Defining and consuming custom settings

LLBLGen Pro designer comes with a fine-grained flexible settings system. Settings are defined in .frameworksettingsfiles and are editable inside the designer in the Project Properties editor and also in the editors for the main elements on their code gen. info tabs.

Please see the LLBLGen Pro designer documentation about 'How to control per-element code-gen settings easily' for details about specifying setting values. For the specific file format of the .frameworksettings, please see Frameworksettings XML file format.

A .frameworksettings file has to be placed in one of the following folders:

  • The Frameworks folder in the LLBLGen Pro installation folder
  • The Additional Templates folder specified in the Preferences
  • The Additional Templates folder specified in the Project Properties of the project you want to use the settings with.

A .frameworksettings file can be used with more than one target framework. The settings defined in the settings file are showing up when the target framework of the project matches a target framework specification in the .frameworksettings file. Frameworksettings files are loaded on startup and when a project is loaded.

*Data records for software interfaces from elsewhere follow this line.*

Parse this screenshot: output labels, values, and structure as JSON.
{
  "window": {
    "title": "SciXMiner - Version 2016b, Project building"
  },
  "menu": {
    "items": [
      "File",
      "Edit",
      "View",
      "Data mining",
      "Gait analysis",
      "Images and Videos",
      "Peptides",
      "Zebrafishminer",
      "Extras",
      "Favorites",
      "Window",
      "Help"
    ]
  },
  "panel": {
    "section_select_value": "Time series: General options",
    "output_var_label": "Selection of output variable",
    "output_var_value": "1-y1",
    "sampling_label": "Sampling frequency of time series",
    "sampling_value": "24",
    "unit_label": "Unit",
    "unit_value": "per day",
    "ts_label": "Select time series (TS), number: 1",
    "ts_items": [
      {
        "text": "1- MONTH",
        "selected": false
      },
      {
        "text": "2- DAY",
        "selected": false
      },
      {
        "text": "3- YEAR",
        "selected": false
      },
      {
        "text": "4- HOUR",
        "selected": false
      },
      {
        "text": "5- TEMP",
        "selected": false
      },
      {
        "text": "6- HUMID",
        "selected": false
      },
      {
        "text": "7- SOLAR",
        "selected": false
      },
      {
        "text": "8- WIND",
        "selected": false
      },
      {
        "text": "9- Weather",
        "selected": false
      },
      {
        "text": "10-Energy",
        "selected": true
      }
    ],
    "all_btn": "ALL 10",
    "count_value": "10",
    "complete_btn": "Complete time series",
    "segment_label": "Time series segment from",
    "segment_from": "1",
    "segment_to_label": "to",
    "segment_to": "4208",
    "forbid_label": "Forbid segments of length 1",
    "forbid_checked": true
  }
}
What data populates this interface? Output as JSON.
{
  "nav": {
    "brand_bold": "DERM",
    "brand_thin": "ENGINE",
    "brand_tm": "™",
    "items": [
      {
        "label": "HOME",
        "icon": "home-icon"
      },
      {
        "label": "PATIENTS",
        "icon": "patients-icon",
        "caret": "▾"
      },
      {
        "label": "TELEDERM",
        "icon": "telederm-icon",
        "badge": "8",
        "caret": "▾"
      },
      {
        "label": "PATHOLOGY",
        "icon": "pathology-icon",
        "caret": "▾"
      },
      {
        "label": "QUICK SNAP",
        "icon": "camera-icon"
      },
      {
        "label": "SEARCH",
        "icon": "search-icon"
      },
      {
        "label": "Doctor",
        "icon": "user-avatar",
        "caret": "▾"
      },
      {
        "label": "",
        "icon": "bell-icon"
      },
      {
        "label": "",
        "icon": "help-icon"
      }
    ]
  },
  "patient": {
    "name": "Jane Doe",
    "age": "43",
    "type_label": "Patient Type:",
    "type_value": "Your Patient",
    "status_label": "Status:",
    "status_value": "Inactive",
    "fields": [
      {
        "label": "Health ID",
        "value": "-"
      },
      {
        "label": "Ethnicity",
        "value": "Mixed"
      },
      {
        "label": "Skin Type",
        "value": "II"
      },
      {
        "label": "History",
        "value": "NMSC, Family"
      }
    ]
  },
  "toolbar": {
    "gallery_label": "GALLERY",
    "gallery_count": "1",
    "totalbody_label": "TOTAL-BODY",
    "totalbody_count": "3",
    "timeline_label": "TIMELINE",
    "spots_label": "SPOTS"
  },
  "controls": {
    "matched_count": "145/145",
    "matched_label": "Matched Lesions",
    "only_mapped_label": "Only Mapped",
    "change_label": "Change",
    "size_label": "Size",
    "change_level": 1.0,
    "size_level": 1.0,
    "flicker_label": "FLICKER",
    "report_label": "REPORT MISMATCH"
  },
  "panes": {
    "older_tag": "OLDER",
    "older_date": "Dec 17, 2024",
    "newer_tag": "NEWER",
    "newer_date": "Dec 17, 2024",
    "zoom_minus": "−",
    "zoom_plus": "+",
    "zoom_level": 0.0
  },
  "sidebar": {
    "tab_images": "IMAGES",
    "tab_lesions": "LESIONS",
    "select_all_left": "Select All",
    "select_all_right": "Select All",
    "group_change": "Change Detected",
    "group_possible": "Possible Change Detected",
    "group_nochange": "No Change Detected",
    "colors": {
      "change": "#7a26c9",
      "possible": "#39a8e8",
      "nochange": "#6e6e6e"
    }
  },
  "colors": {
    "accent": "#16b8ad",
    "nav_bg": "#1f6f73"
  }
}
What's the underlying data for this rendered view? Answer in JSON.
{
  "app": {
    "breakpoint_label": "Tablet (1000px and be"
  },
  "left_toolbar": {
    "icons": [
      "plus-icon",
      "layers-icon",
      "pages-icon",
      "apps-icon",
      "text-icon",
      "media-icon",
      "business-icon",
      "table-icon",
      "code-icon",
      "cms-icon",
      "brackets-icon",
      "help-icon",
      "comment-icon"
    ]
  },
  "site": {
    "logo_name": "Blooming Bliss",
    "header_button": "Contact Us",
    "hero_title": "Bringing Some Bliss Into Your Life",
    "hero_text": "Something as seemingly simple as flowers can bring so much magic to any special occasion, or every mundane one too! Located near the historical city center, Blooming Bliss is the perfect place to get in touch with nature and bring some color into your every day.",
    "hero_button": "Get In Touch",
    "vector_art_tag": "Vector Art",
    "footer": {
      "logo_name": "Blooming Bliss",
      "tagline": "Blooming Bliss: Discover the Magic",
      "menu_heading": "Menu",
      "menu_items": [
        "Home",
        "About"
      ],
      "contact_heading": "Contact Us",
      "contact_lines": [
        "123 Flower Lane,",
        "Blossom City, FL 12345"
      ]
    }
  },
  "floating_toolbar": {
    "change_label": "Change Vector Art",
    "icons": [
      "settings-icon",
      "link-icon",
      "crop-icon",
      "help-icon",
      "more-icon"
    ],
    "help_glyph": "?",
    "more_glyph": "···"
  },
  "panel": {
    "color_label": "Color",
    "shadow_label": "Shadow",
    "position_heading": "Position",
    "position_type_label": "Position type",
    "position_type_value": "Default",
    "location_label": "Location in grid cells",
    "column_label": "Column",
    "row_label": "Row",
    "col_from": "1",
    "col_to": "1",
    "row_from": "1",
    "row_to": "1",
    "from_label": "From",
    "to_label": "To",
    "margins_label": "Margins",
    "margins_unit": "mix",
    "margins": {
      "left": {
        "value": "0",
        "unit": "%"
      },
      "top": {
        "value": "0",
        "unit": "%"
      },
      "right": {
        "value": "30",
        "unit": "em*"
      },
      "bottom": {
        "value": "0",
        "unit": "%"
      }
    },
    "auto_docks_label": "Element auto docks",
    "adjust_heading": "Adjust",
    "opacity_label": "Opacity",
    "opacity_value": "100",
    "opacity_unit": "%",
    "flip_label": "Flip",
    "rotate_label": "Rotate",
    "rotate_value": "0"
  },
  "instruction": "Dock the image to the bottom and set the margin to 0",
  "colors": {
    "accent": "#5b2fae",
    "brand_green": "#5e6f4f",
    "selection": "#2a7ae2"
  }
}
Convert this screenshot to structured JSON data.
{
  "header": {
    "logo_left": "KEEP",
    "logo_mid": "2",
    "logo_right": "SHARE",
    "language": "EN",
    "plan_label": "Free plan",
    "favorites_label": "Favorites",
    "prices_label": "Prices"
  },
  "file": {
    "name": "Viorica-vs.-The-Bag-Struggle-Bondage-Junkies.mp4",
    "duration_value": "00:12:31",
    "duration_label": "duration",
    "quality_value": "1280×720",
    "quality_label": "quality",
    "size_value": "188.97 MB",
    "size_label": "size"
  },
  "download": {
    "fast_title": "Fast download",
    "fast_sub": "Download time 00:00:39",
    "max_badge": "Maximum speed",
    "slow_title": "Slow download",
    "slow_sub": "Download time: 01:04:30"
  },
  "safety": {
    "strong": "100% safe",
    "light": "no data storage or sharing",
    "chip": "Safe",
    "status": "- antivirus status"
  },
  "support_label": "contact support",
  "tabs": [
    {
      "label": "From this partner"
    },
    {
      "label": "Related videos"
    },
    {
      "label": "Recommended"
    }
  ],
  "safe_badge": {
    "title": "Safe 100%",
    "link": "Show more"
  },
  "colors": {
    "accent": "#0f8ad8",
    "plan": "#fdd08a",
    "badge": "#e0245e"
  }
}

Frameworksettings files contain the definition of settings, edited inside the designer. The values specified by the user are stored in the project file.

Target types

To specify which element the setting is defined for (which also means: in which editor the setting is showing up), a target element type has to be specified, which is a numeric value. You can add multiple values together to specify that a setting is meant for multiple elements.

  • Project: 1
  • Entity: 2
  • ValueType: 4
  • TypedList: 8
  • TypedView: 16
  • SPCall: 32
  • Normal field: 64
  • TvfCall: 128
  • Navigator returning single value: 256
  • Navigator returning collection: 512
  • TypedList field: 1024
  • TypedView field: 2048
  • SPCall parameter: 4096
  • Field mapped onto related field (forf): 8192
  • TvfCall parameter: 16384
  • RootDerivedElement: 32768
  • EmbeddedDerivedElement: 65536
  • DerivedElementFieldScalar: 131072
  • DerivedElementFieldSetOfFields: 262144
  • DerivedElementFieldSingleElement: 524288
  • DerivedModel: 1048576

Defaults

To be able to specify settings for a large group of elements at once, the setting system uses the concept of defaults. Each setting definition has a default source specification which, if specified, directs the designer to obtain the initial default value from the setting specified as default source. A setting which is to be used as default always has to be defined on the project level, so has to have 1 specified as target element.

Value lists

Frameworksettings allow the specification of value lists, which result in a drop down list in the property grid. See the Frameworksettings XML file format specification for details how to define the value lists. Value lists are specified using the source specification of a setting definition.

If a setting has as type enum, an enum type can also be specified as the source, using the full assembly name with type specification. This means that the enum type and assembly have to be loadable using System.Type. It's in general easier to specify a value list with values instead of using an enum type.

Consuming settings

Settings defined in a .frameworksettings file which are edited in the designer result in values being stored in the project file and in the model elements. During code generation, these setting values are available to the template logic.

The following description assumes you're using the .lpt template system, as it's highly recommended you use .lpt templates instead of .template (TDL) templates. For the statements to obtain setting values using TDL, please see the TDL statement list in this documentation.

There are two kinds of objects which contain settings: the project itself and all other elements in the project (all targets specified in the list above). To obtain a setting value at the project level, call one of the following methods on the Project object available in the template: GetRealBoolSettingValue(settingName), GetRealStringSettingValue(settingName), GetRealSettingValue(settingName) and GetRealIntSettingValue(settingName). Names are case sensitive.

To obtain a setting value for a setting on an element level, e.g. at the field level, first obtain the element's OutputSettingValuesContainer, which is exposed by the element's method OutputSettingValues. This object exposes the same four methods as the Project does, but this time the methods also require to pass in the Project object itself. This way, the system can automatically obtain default values set at the project level.

See the shipped templates for NHibernate, Linq to Sql and Entity Framework for a wide range of examples how to consume settings in templates and how to utilize the values specified to control template logic to customize the generated output.